The phone rang once, and she answered. Her voice was as calm and cool as Meredith herself. They were a good balance for each other. She had always matched Steve's volcanic intensity with her own special brand of silky smoothness. No matter how crazy things got, Meredith always seemed to stay calm in the heat of crisis. She was quiet and elegant and cool. Her entire being was a contrast to her husband.

“Hello?” She had suspected it would be Steve, but she was in the midst of a huge deal, and it could have been someone in her office calling her at that hour. She had in fact gone home. Meredith Smith Whitman was a partner in one of Wall Street's most respected investment banking firms, and highly respected in her field. She lived and breathed and ate the world of high finance, just as Steve was totally engulfed by his work in trauma. And they each loved what they did. For each of them, it was an all-consuming passion.

“Hi, it's me.” He sounded tired and sad, but relieved that she had answered.

“You sound beat,” she said, sympathetic and concerned.

“I am.” But he smiled as he heard her. “Just another day at the office. Or three of them actually.”

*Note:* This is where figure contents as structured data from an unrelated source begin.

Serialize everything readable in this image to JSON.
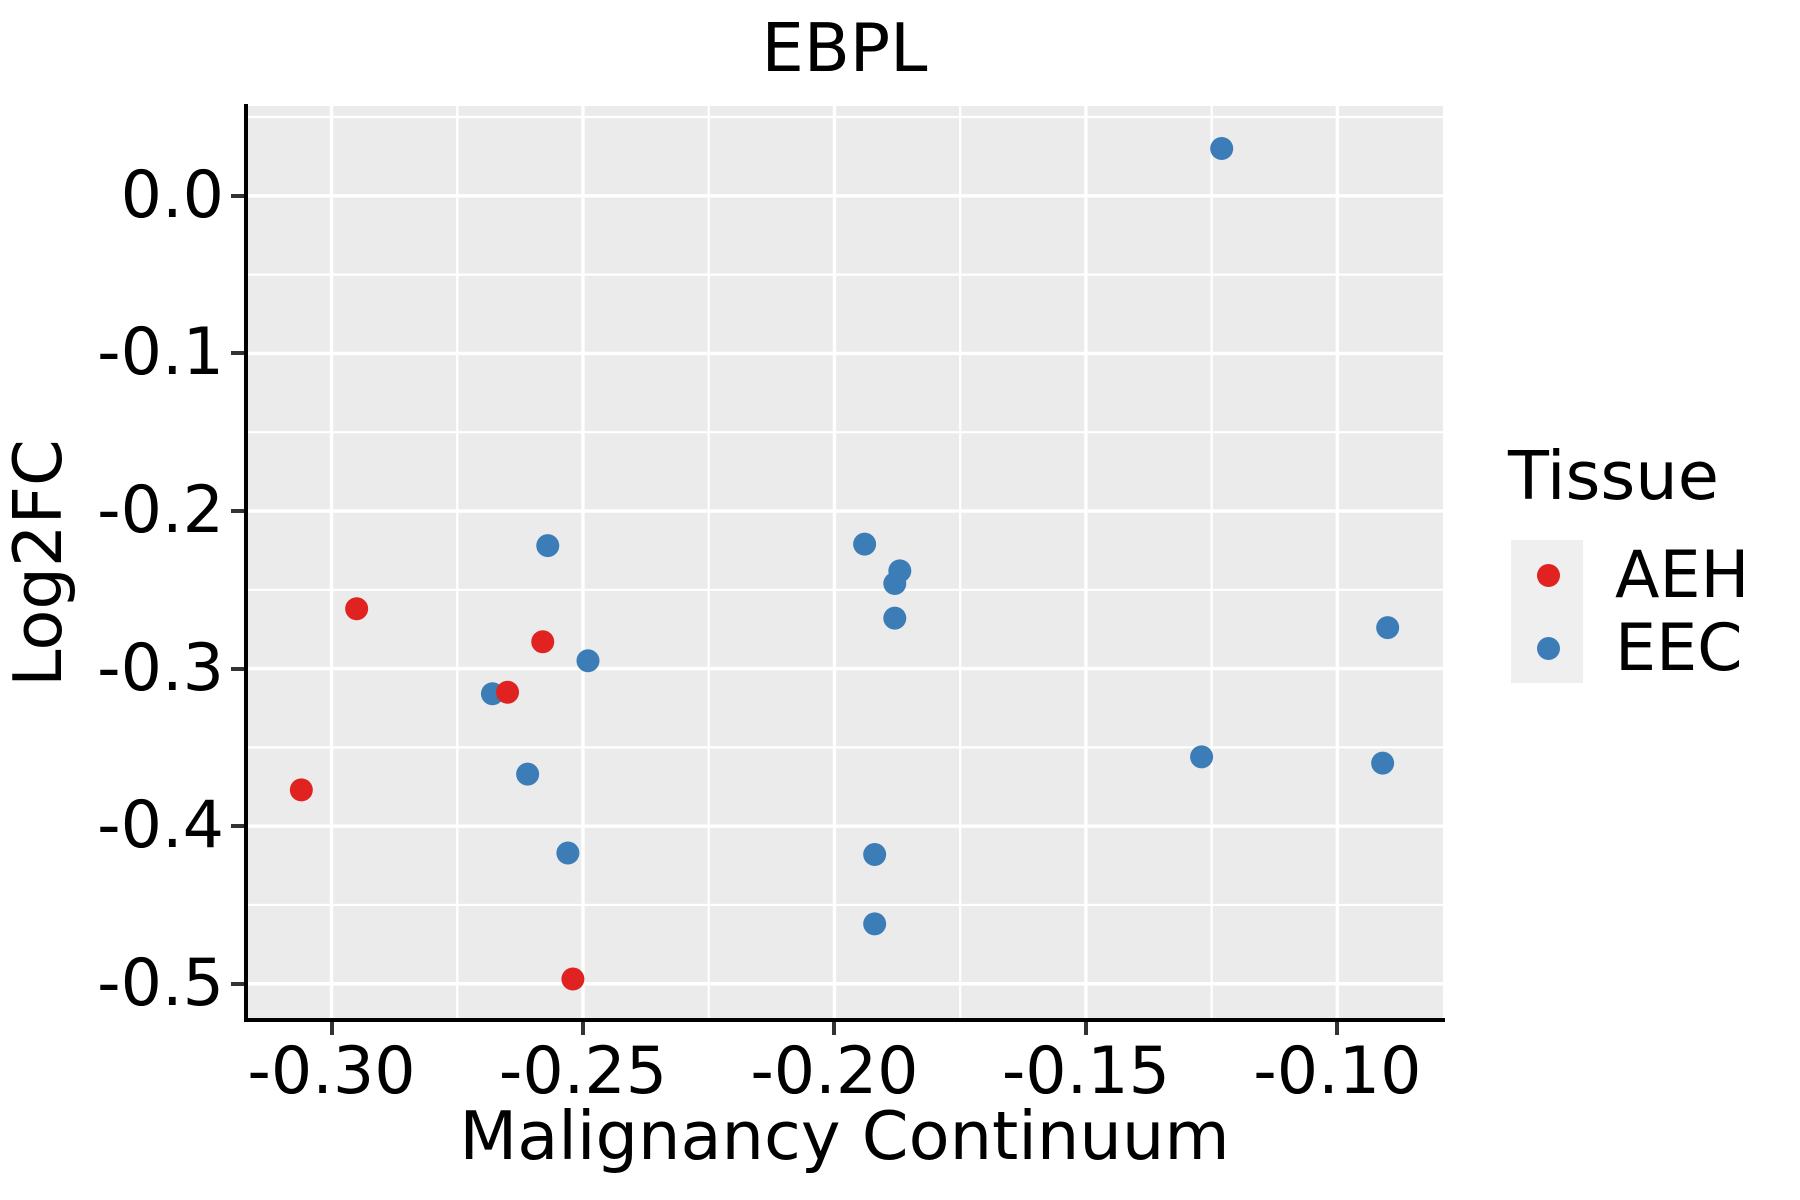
{
  "chart_data": {
    "type": "scatter",
    "title": "EBPL",
    "xlabel": "Malignancy Continuum",
    "ylabel": "Log2FC",
    "xlim": [
      -0.317,
      -0.079
    ],
    "ylim": [
      -0.523,
      0.057
    ],
    "grid": true,
    "plot_bg_color": "#ebebeb",
    "gridline_color": "#ffffff",
    "x_tick_values": [
      -0.3,
      -0.25,
      -0.2,
      -0.15,
      -0.1
    ],
    "x_tick_labels": [
      "-0.30",
      "-0.25",
      "-0.20",
      "-0.15",
      "-0.10"
    ],
    "x_minor_tick_values": [
      -0.275,
      -0.225,
      -0.175,
      -0.125
    ],
    "y_tick_values": [
      0.0,
      -0.1,
      -0.2,
      -0.3,
      -0.4,
      -0.5
    ],
    "y_tick_labels": [
      "0.0",
      "-0.1",
      "-0.2",
      "-0.3",
      "-0.4",
      "-0.5"
    ],
    "y_minor_tick_values": [
      0.05,
      -0.05,
      -0.15,
      -0.25,
      -0.35,
      -0.45
    ],
    "legend_position": "right",
    "series": [
      {
        "name": "AEH",
        "color": "#e02220",
        "points": [
          [
            -0.295,
            -0.262
          ],
          [
            -0.258,
            -0.283
          ],
          [
            -0.265,
            -0.315
          ],
          [
            -0.306,
            -0.377
          ],
          [
            -0.252,
            -0.497
          ]
        ]
      },
      {
        "name": "EEC",
        "color": "#3c7cb7",
        "points": [
          [
            -0.257,
            -0.222
          ],
          [
            -0.249,
            -0.295
          ],
          [
            -0.268,
            -0.316
          ],
          [
            -0.261,
            -0.367
          ],
          [
            -0.253,
            -0.417
          ],
          [
            -0.194,
            -0.221
          ],
          [
            -0.187,
            -0.238
          ],
          [
            -0.188,
            -0.246
          ],
          [
            -0.188,
            -0.268
          ],
          [
            -0.192,
            -0.418
          ],
          [
            -0.192,
            -0.462
          ],
          [
            -0.123,
            0.03
          ],
          [
            -0.127,
            -0.356
          ],
          [
            -0.09,
            -0.274
          ],
          [
            -0.091,
            -0.36
          ]
        ]
      }
    ],
    "legend": {
      "title": "Tissue",
      "entries": [
        {
          "label": "AEH",
          "color": "#e02220"
        },
        {
          "label": "EEC",
          "color": "#3c7cb7"
        }
      ]
    }
  }
}
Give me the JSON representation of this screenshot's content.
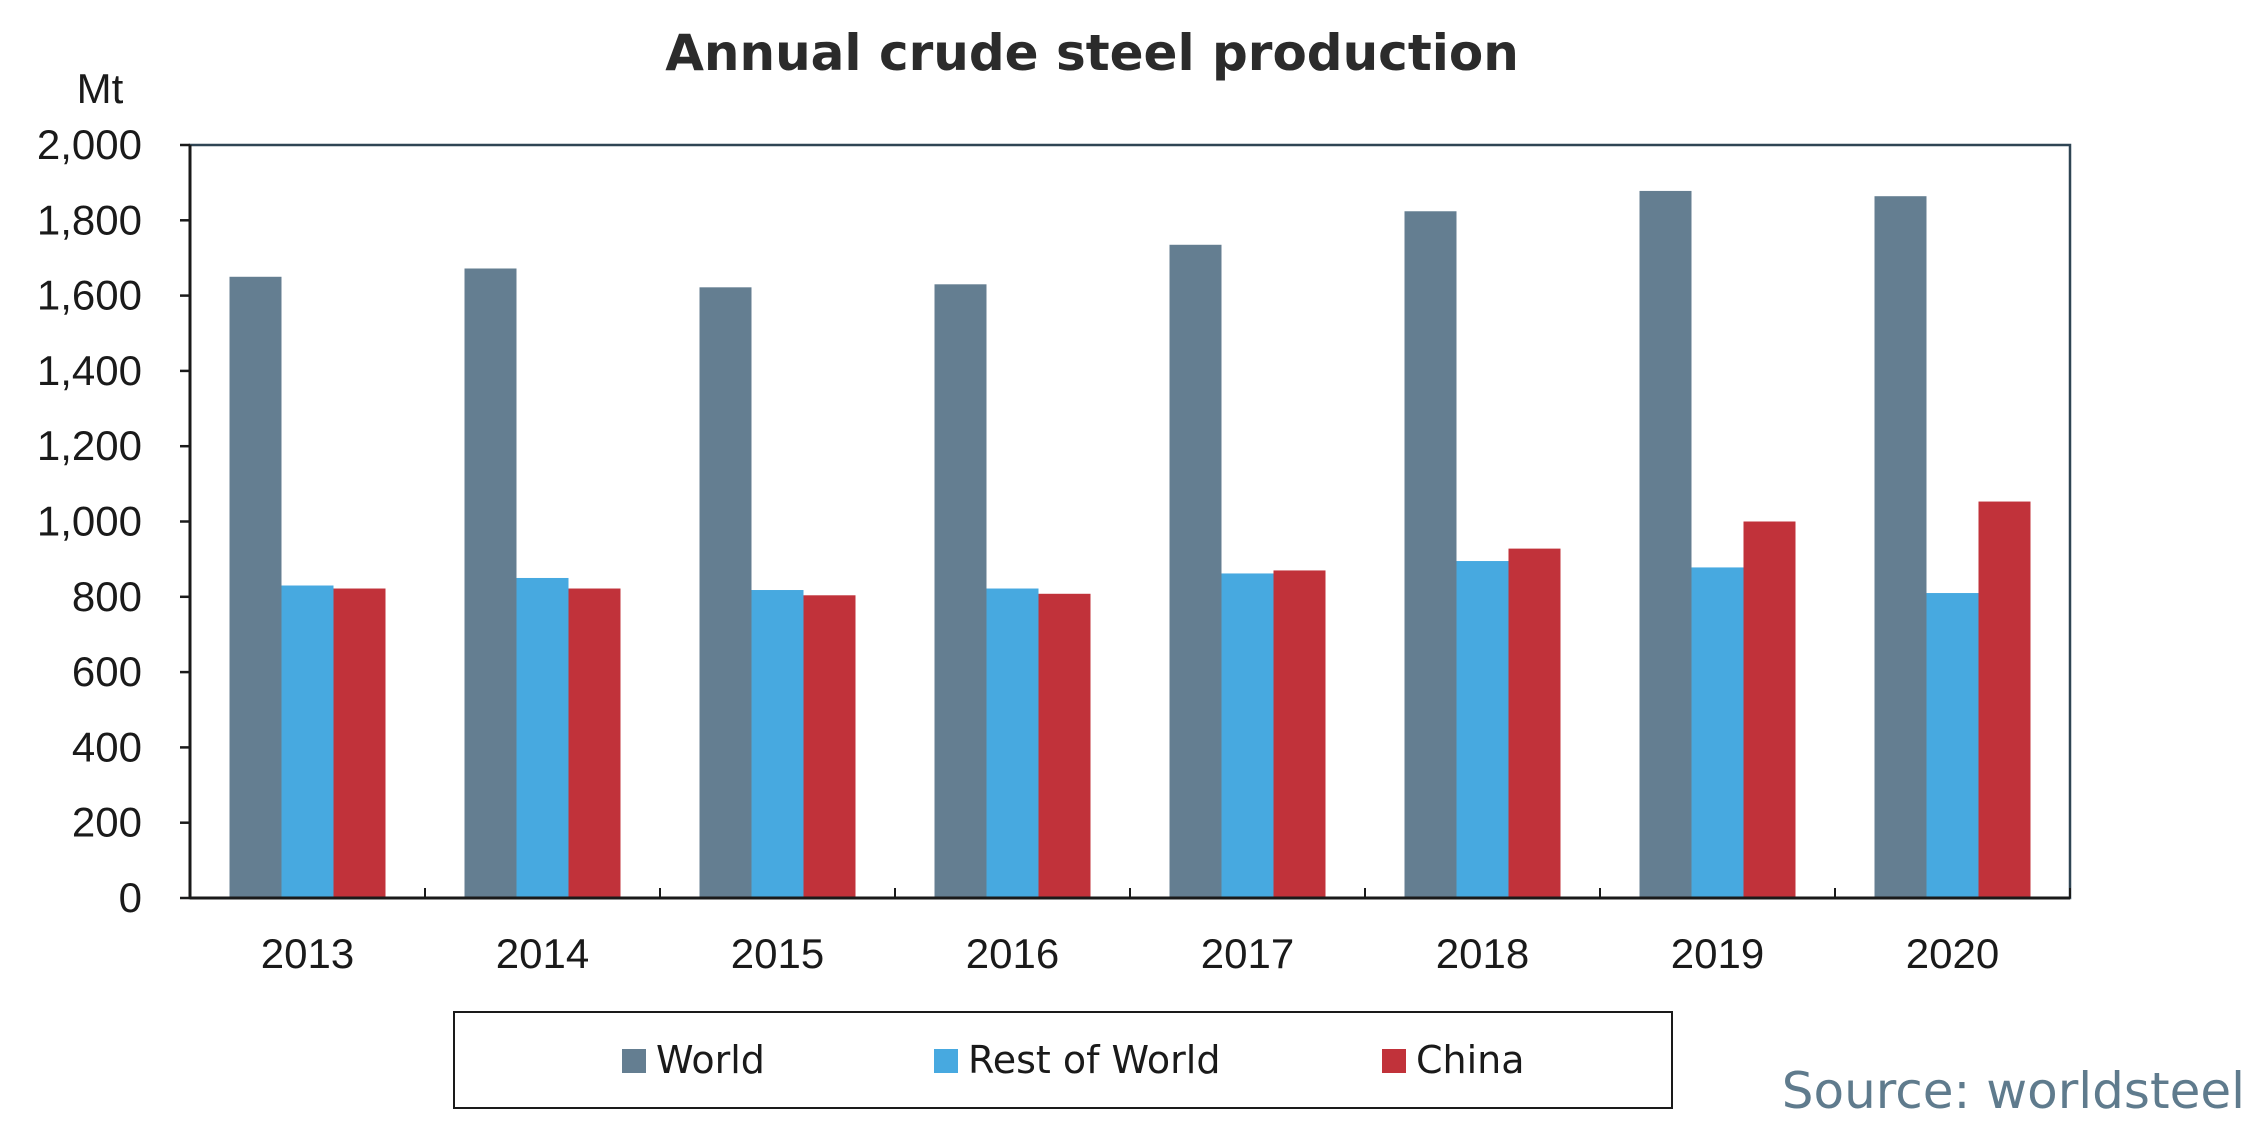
{
  "chart_data": {
    "type": "bar",
    "title": "Annual crude steel production",
    "ylabel": "Mt",
    "xlabel": "",
    "ylim": [
      0,
      2000
    ],
    "yticks": [
      0,
      200,
      400,
      600,
      800,
      1000,
      1200,
      1400,
      1600,
      1800,
      2000
    ],
    "ytick_labels": [
      "0",
      "200",
      "400",
      "600",
      "800",
      "1,000",
      "1,200",
      "1,400",
      "1,600",
      "1,800",
      "2,000"
    ],
    "categories": [
      "2013",
      "2014",
      "2015",
      "2016",
      "2017",
      "2018",
      "2019",
      "2020"
    ],
    "series": [
      {
        "name": "World",
        "color": "#647e91",
        "values": [
          1650,
          1672,
          1622,
          1630,
          1735,
          1824,
          1878,
          1864
        ]
      },
      {
        "name": "Rest of World",
        "color": "#47a9e0",
        "values": [
          830,
          850,
          818,
          822,
          862,
          895,
          878,
          810
        ]
      },
      {
        "name": "China",
        "color": "#c1323a",
        "values": [
          822,
          822,
          804,
          808,
          870,
          928,
          1000,
          1053
        ]
      }
    ],
    "grid": false,
    "legend_position": "bottom-center",
    "source": "Source: worldsteel",
    "source_color": "#5f7b8d"
  }
}
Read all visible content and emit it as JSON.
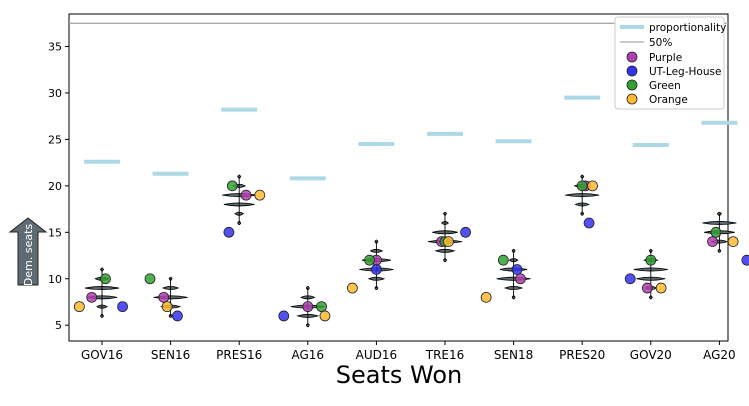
{
  "chart_data": {
    "type": "scatter",
    "title": "",
    "xlabel": "Seats Won",
    "ylabel": "Dem. seats",
    "ylim": [
      3.3,
      38.5
    ],
    "yticks": [
      "5",
      "10",
      "15",
      "20",
      "25",
      "30",
      "35"
    ],
    "reference_line": {
      "name": "50%",
      "value": 37.5,
      "color": "#aaaaaa"
    },
    "categories": [
      "GOV16",
      "SEN16",
      "PRES16",
      "AG16",
      "AUD16",
      "TRE16",
      "SEN18",
      "PRES20",
      "GOV20",
      "AG20"
    ],
    "proportionality": {
      "name": "proportionality",
      "color": "#add8e6",
      "values": [
        22.6,
        21.3,
        28.2,
        20.8,
        24.5,
        25.6,
        24.8,
        29.5,
        24.4,
        26.8
      ]
    },
    "ensemble_distributions": [
      {
        "min": 6,
        "max": 11,
        "levels": [
          {
            "v": 6,
            "w": 0.06
          },
          {
            "v": 7,
            "w": 0.3
          },
          {
            "v": 8,
            "w": 0.9
          },
          {
            "v": 9,
            "w": 1.0
          },
          {
            "v": 10,
            "w": 0.4
          },
          {
            "v": 11,
            "w": 0.06
          }
        ]
      },
      {
        "min": 6,
        "max": 10,
        "levels": [
          {
            "v": 6,
            "w": 0.08
          },
          {
            "v": 7,
            "w": 0.55
          },
          {
            "v": 8,
            "w": 1.0
          },
          {
            "v": 9,
            "w": 0.45
          },
          {
            "v": 10,
            "w": 0.06
          }
        ]
      },
      {
        "min": 16,
        "max": 21,
        "levels": [
          {
            "v": 16,
            "w": 0.04
          },
          {
            "v": 17,
            "w": 0.25
          },
          {
            "v": 18,
            "w": 0.9
          },
          {
            "v": 19,
            "w": 1.0
          },
          {
            "v": 20,
            "w": 0.35
          },
          {
            "v": 21,
            "w": 0.05
          }
        ]
      },
      {
        "min": 5,
        "max": 9,
        "levels": [
          {
            "v": 5,
            "w": 0.05
          },
          {
            "v": 6,
            "w": 0.6
          },
          {
            "v": 7,
            "w": 1.0
          },
          {
            "v": 8,
            "w": 0.4
          },
          {
            "v": 9,
            "w": 0.05
          }
        ]
      },
      {
        "min": 9,
        "max": 14,
        "levels": [
          {
            "v": 9,
            "w": 0.06
          },
          {
            "v": 10,
            "w": 0.45
          },
          {
            "v": 11,
            "w": 1.0
          },
          {
            "v": 12,
            "w": 0.85
          },
          {
            "v": 13,
            "w": 0.35
          },
          {
            "v": 14,
            "w": 0.06
          }
        ]
      },
      {
        "min": 12,
        "max": 17,
        "levels": [
          {
            "v": 12,
            "w": 0.06
          },
          {
            "v": 13,
            "w": 0.55
          },
          {
            "v": 14,
            "w": 1.0
          },
          {
            "v": 15,
            "w": 0.75
          },
          {
            "v": 16,
            "w": 0.2
          },
          {
            "v": 17,
            "w": 0.04
          }
        ]
      },
      {
        "min": 8,
        "max": 13,
        "levels": [
          {
            "v": 8,
            "w": 0.06
          },
          {
            "v": 9,
            "w": 0.5
          },
          {
            "v": 10,
            "w": 1.0
          },
          {
            "v": 11,
            "w": 0.8
          },
          {
            "v": 12,
            "w": 0.25
          },
          {
            "v": 13,
            "w": 0.04
          }
        ]
      },
      {
        "min": 17,
        "max": 21,
        "levels": [
          {
            "v": 17,
            "w": 0.06
          },
          {
            "v": 18,
            "w": 0.4
          },
          {
            "v": 19,
            "w": 1.0
          },
          {
            "v": 20,
            "w": 0.45
          },
          {
            "v": 21,
            "w": 0.06
          }
        ]
      },
      {
        "min": 8,
        "max": 13,
        "levels": [
          {
            "v": 8,
            "w": 0.06
          },
          {
            "v": 9,
            "w": 0.35
          },
          {
            "v": 10,
            "w": 0.85
          },
          {
            "v": 11,
            "w": 1.0
          },
          {
            "v": 12,
            "w": 0.4
          },
          {
            "v": 13,
            "w": 0.05
          }
        ]
      },
      {
        "min": 13,
        "max": 17,
        "levels": [
          {
            "v": 13,
            "w": 0.06
          },
          {
            "v": 14,
            "w": 0.45
          },
          {
            "v": 15,
            "w": 0.9
          },
          {
            "v": 16,
            "w": 1.0
          },
          {
            "v": 17,
            "w": 0.12
          }
        ]
      }
    ],
    "series": [
      {
        "name": "Purple",
        "color": "#b040b0",
        "offset": -0.15,
        "values": [
          8,
          8,
          19,
          7,
          12,
          14,
          10,
          20,
          9,
          14
        ]
      },
      {
        "name": "UT-Leg-House",
        "color": "#3333ee",
        "offset": 0.33,
        "values": [
          7,
          6,
          15,
          6,
          11,
          15,
          11,
          16,
          10,
          12
        ]
      },
      {
        "name": "Green",
        "color": "#33a033",
        "offset": 0.05,
        "values": [
          10,
          10,
          20,
          7,
          12,
          14,
          12,
          20,
          12,
          15
        ]
      },
      {
        "name": "Orange",
        "color": "#ffb833",
        "offset": -0.33,
        "values": [
          7,
          7,
          19,
          6,
          9,
          14,
          8,
          20,
          9,
          14
        ]
      }
    ],
    "series_x_offsets": [
      [
        -0.15,
        -0.1,
        0.1,
        0.0,
        0.0,
        -0.05,
        0.1,
        0.05,
        -0.05,
        -0.1
      ],
      [
        0.3,
        0.1,
        -0.15,
        -0.35,
        0.0,
        0.3,
        0.05,
        0.1,
        -0.3,
        0.4
      ],
      [
        0.05,
        -0.3,
        -0.1,
        0.2,
        -0.1,
        0.0,
        -0.15,
        0.0,
        0.0,
        -0.05
      ],
      [
        -0.33,
        -0.05,
        0.3,
        0.25,
        -0.35,
        0.05,
        -0.4,
        0.15,
        0.15,
        0.2
      ]
    ],
    "legend": {
      "placement": "top-right",
      "entries": [
        "proportionality",
        "50%",
        "Purple",
        "UT-Leg-House",
        "Green",
        "Orange"
      ]
    }
  }
}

It was Friday night, and he hadn't seen her since Tuesday morning. They had lived that way for years. They were used to it, and had long since learned how to work and live around it. She was all too familiar with his crazy two- and three-day shifts, the emergencies that dragged him back to work only hours after he finally got home. But they each had a healthy respect for the other's work. They had met and married when he was a resident and she was in grad school. It had been fourteen years, and sometimes, to Steve at least, it seemed more like weeks. He was still as crazy in love with her as he had been in the beginning, and theirs was a marriage that worked well for both of them, for a variety of reasons. They certainly didn't have time to get bored with each other, in fact they hardly had any time at all. And with their two all-consuming careers, they had never had the time or the inclination to have children, although they talked about it from time to time. It was an option neither of them had entirely ruled out yet.